Adenylate cyclase activity was identified in membranes isolated from bovine lens fiber cells. Basal activity, in the presence of μM Ca²⁺ was stimulated by either sodium fluoride, guanosine 5'-[α,β-imido]triphosphate (Gpp(NH)p), or forskolin; ethylene glycolbis(2-aminoethylether) tetraacetic acid (EGTA) markedly inhibited both the basal activity and the extent of stimulation by these agents. Exogenous calmodulin enhanced the Ca²⁺-dependent stimulation of adenylate cyclase activity. In the presence of optimal concentrations of Ca²⁺ plus calmodulin, adenylate cyclase activity was approximately 15 times greater than that in the presence of EGTA. Adenylate cyclase activity was not stimulated by a number of potential agonists that included carbachol, serotonin, prostaglandin E₁ (PGE₁) prostaglandin E₂ (PGE₂), adenosine, isoproterenol, epinephrine, dopamine, and phenylephrine.
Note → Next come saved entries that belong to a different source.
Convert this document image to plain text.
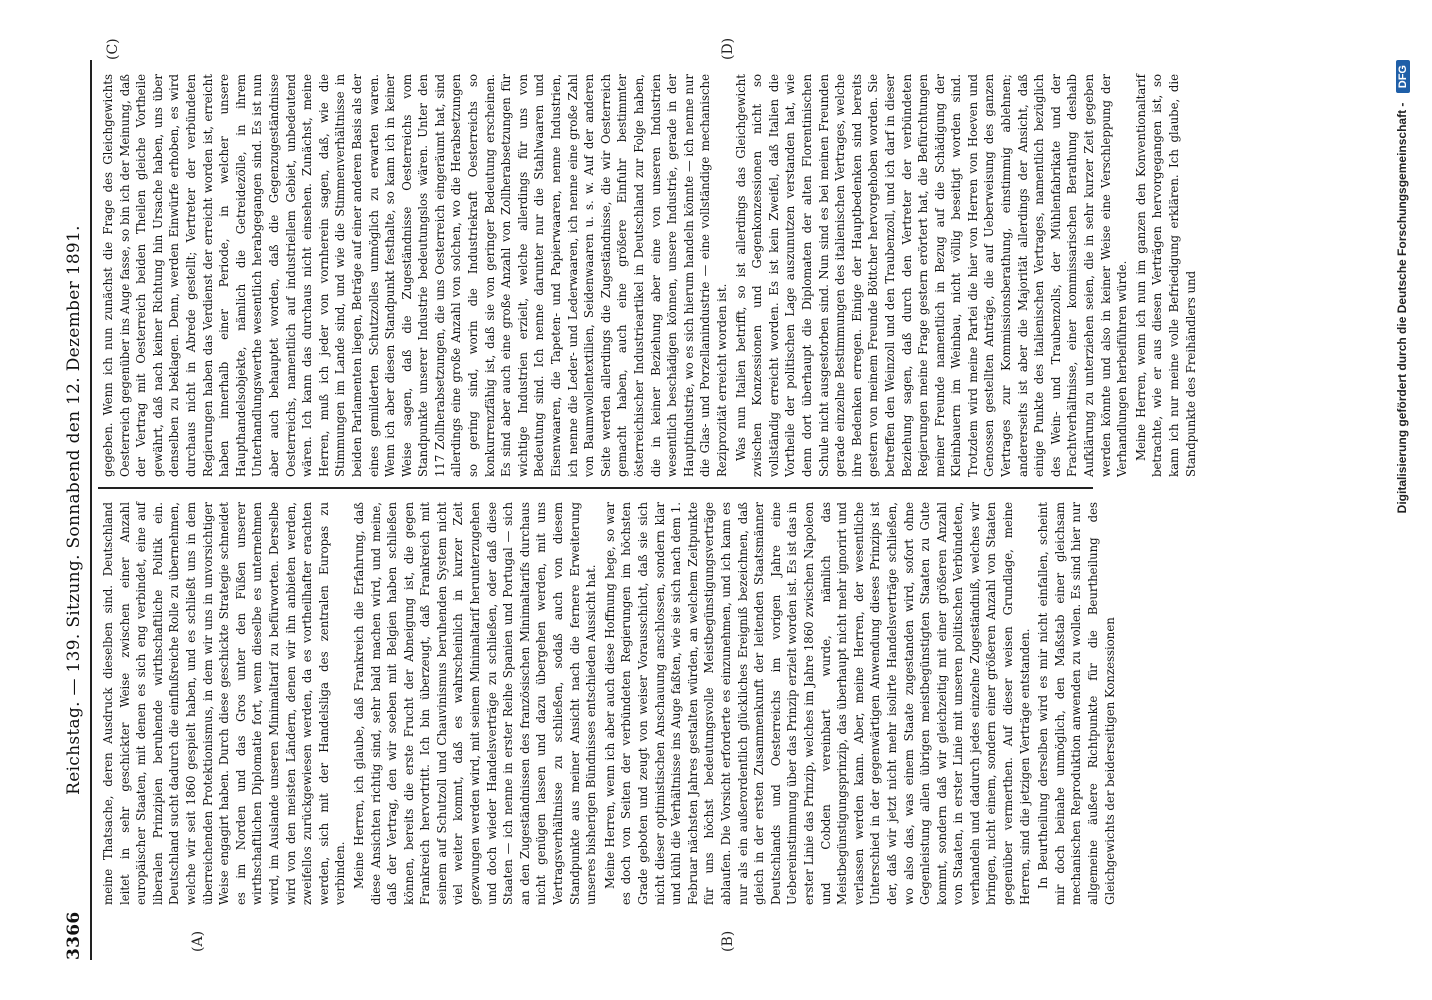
3366
Reichstag. — 139. Sitzung. Sonnabend den 12. Dezember 1891.
(A)	(B)
(C)	(D)

meine Thatsache, deren Ausdruck dieselben sind. Deutschland leitet in sehr geschickter Weise zwischen einer Anzahl europäischer Staaten, mit denen es sich eng verbindet, eine auf liberalen Prinzipien beruhende wirthschaftliche Politik ein. Deutschland sucht dadurch die einflußreiche Rolle zu übernehmen, welche wir seit 1860 gespielt haben, und es schließt uns in dem überreichenden Protektionismus, in dem wir uns in unvorsichtiger Weise engagirt haben. Durch diese geschickte Strategie schneidet es im Norden und das Gros unter den Füßen unserer wirthschaftlichen Diplomatie fort, wenn dieselbe es unternehmen wird, im Auslande unseren Minimaltarif zu befürworten. Derselbe wird von den meisten Ländern, denen wir ihn anbieten werden, zweifellos zurückgewiesen werden, da es vortheilhafter erachten werden, sich mit der Handelsliga des zentralen Europas zu verbinden. Meine Herren, ich glaube, daß Frankreich die Erfahrung, daß diese Ansichten richtig sind, sehr bald machen wird, und meine, daß der Vertrag, den wir soeben mit Belgien haben schließen können, bereits die erste Frucht der Abneigung ist, die gegen Frankreich hervortritt. Ich bin überzeugt, daß Frankreich mit seinem auf Schutzoll und Chauvinismus beruhenden System nicht viel weiter kommt, daß es wahrscheinlich in kurzer Zeit gezwungen werden wird, mit seinem Minimaltarif herunterzugehen und doch wieder Handelsverträge zu schließen, oder daß diese Staaten — ich nenne in erster Reihe Spanien und Portugal — sich an den Zugeständnissen des französischen Minimaltarifs durchaus nicht genügen lassen und dazu übergehen werden, mit uns Vertragsverhältnisse zu schließen, sodaß auch von diesem Standpunkte aus meiner Ansicht nach die fernere Erweiterung unseres bisherigen Bündnisses entschieden Aussicht hat. Meine Herren, wenn ich aber auch diese Hoffnung hege, so war es doch von Seiten der verbündeten Regierungen im höchsten Grade geboten und zeugt von weiser Vorausschicht, daß sie sich nicht dieser optimistischen Anschauung anschlossen, sondern klar und kühl die Verhältnisse ins Auge faßten, wie sie sich nach dem 1. Februar nächsten Jahres gestalten würden, an welchem Zeitpunkte für uns höchst bedeutungsvolle Meistbegünstigungsverträge ablaufen. Die Vorsicht erforderte es einzunehmen, und ich kann es nur als ein außerordentlich glückliches Ereigniß bezeichnen, daß gleich in der ersten Zusammenkunft der leitenden Staatsmänner Deutschlands und Oesterreichs im vorigen Jahre eine Uebereinstimmung über das Prinzip erzielt worden ist. Es ist das in erster Linie das Prinzip, welches im Jahre 1860 zwischen Napoleon und Cobden vereinbart wurde, nämlich das Meistbegünstigungsprinzip, das überhaupt nicht mehr ignorirt und verlassen werden kann. Aber, meine Herren, der wesentliche Unterschied in der gegenwärtigen Anwendung dieses Prinzips ist der, daß wir jetzt nicht mehr isolirte Handelsverträge schließen, wo also das, was einem Staate zugestanden wird, sofort ohne Gegenleistung allen übrigen meistbegünstigten Staaten zu Gute kommt, sondern daß wir gleichzeitig mit einer größeren Anzahl von Staaten, in erster Linie mit unseren politischen Verbündeten, verhandeln und dadurch jedes einzelne Zugeständniß, welches wir bringen, nicht einem, sondern einer größeren Anzahl von Staaten gegenüber vermerthen. Auf dieser weisen Grundlage, meine Herren, sind die jetzigen Verträge entstanden. In Beurtheilung derselben wird es mir nicht einfallen, scheint mir doch beinahe unmöglich, den Maßstab einer gleichsam mechanischen Reproduktion anwenden zu wollen. Es sind hier nur allgemeine äußere Richtpunkte für die Beurtheilung des Gleichgewichts der beiderseitigen Konzessionen

gegeben. Wenn ich nun zunächst die Frage des Gleichgewichts Oesterreich gegenüber ins Auge fasse, so bin ich der Meinung, daß der Vertrag mit Oesterreich beiden Theilen gleiche Vortheile gewährt, daß nach keiner Richtung hin Ursache haben, uns über denselben zu beklagen. Denn, werden Einwürfe erhoben, es wird durchaus nicht in Abrede gestellt; Vertreter der verbündeten Regierungen haben das Verdienst der erreicht worden ist, erreicht haben innerhalb einer Periode, in welcher unsere Haupthandelsobjekte, nämlich die Getreidezölle, in ihrem Unterhandlungswerthe wesentlich herabgegangen sind. Es ist nun aber auch behauptet worden, daß die Gegenzugeständnisse Oesterreichs, namentlich auf industriellem Gebiet, unbedeutend wären. Ich kann das durchaus nicht einsehen. Zunächst, meine Herren, muß ich jeder von vornherein sagen, daß, wie die Stimmungen im Lande sind, und wie die Stimmenverhältnisse in beiden Parlamenten liegen, Beträge auf einer anderen Basis als der eines gemilderten Schutzzolles unmöglich zu erwarten waren. Wenn ich aber diesen Standpunkt festhalte, so kann ich in keiner Weise sagen, daß die Zugeständnisse Oesterreichs vom Standpunkte unserer Industrie bedeutungslos wären. Unter den 117 Zollherabsetzungen, die uns Oesterreich eingeräumt hat, sind allerdings eine große Anzahl von solchen, wo die Herabsetzungen so gering sind, worin die Industriekraft Oesterreichs so konkurrenzfähig ist, daß sie von geringer Bedeutung erscheinen. Es sind aber auch eine große Anzahl von Zollherabsetzungen für wichtige Industrien erzielt, welche allerdings für uns von Bedeutung sind. Ich nenne darunter nur die Stahlwaaren und Eisenwaaren, die Tapeten- und Papierwaaren, nenne Industrien, ich nenne die Leder- und Lederwaaren, ich nenne eine große Zahl von Baumwollentextilien, Seidenwaaren u. s. w. Auf der anderen Seite werden allerdings die Zugeständnisse, die wir Oesterreich gemacht haben, auch eine größere Einfuhr bestimmter österreichischer Industrieartikel in Deutschland zur Folge haben, die in keiner Beziehung aber eine von unseren Industrien wesentlich beschädigen können, unsere Industrie, gerade in der Hauptindustrie, wo es sich hierum handeln könnte — ich nenne nur die Glas- und Porzellanindustrie — eine vollständige mechanische Reziprozität erreicht worden ist. Was nun Italien betrifft, so ist allerdings das Gleichgewicht zwischen Konzessionen und Gegenkonzessionen nicht so vollständig erreicht worden. Es ist kein Zweifel, daß Italien die Vortheile der politischen Lage auszunutzen verstanden hat, wie denn dort überhaupt die Diplomaten der alten Florentinischen Schule nicht ausgestorben sind. Nun sind es bei meinen Freunden gerade einzelne Bestimmungen des italienischen Vertrages, welche ihre Bedenken erregen. Einige der Hauptbedenken sind bereits gestern von meinem Freunde Böttcher hervorgehoben worden. Sie betreffen den Weinzoll und den Traubenzoll, und ich darf in dieser Beziehung sagen, daß durch den Vertreter der verbündeten Regierungen meine Frage gestern erörtert hat, die Befürchtungen meiner Freunde namentlich in Bezug auf die Schädigung der Kleinbauern im Weinbau, nicht völlig beseitigt worden sind. Trotzdem wird meine Partei die hier von Herren von Hoeven und Genossen gestellten Anträge, die auf Ueberweisung des ganzen Vertrages zur Kommissionsberathung, einstimmig ablehnen; andererseits ist aber die Majorität allerdings der Ansicht, daß einige Punkte des italienischen Vertrages, namentlich bezüglich des Wein- und Traubenzolls, der Mühlenfabrikate und der Frachtverhältnisse, einer kommissarischen Berathung deshalb Aufklärung zu unterziehen seien, die in sehr kurzer Zeit gegeben werden könnte und also in keiner Weise eine Verschleppung der Verhandlungen herbeiführen würde. Meine Herren, wenn ich nun im ganzen den Konventionaltarif betrachte, wie er aus diesen Verträgen hervorgegangen ist, so kann ich nur meine volle Befriedigung erklären. Ich glaube, die Standpunkte des Freihändlers und	Digitalisierung gefördert durch die Deutsche Forschungsgemeinschaft - DFG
The presence of the N(s) and N(i) guanine nucleotide regulatory complexes was indicated by two observations: Cholera toxin catalyzed the adenosine diphosphate (ADP) ribosylation of a number of lens membrane proteins, including a 46,500-dalton component (likely the α-subunit of N(s)), and Pertussis toxin catalyzed the ADP ribosylation of a single 41,000-dalton lens membrane component (likely the α-subunit of N(i)). However, that Gpp(NH)p did not inhibit either the forskolin-activated or the calmodulin-activated adenylate cyclase activities does not indicate a role for N(i) in regulating this enzyme. Both cyclic adenosine monophosphate (cAMP) and cyclic guanosine monophosphate (cGMP) phosphodiesterase activities were identified in a supernate fraction derived from bovine lens. The cAMP phosphodiesterase activity appeared to be predominantly the low K(m) form of the enzyme. The cGMP phosphodiesterase activity, which was Ca²⁺-dependent, was partly inhibited maximally by 7 μM R24571, indicating its probable calmodulin dependence. These studies indicate that Ca²⁺ plays a major role in the metabolism of lens fiber cell cyclic nucleotides.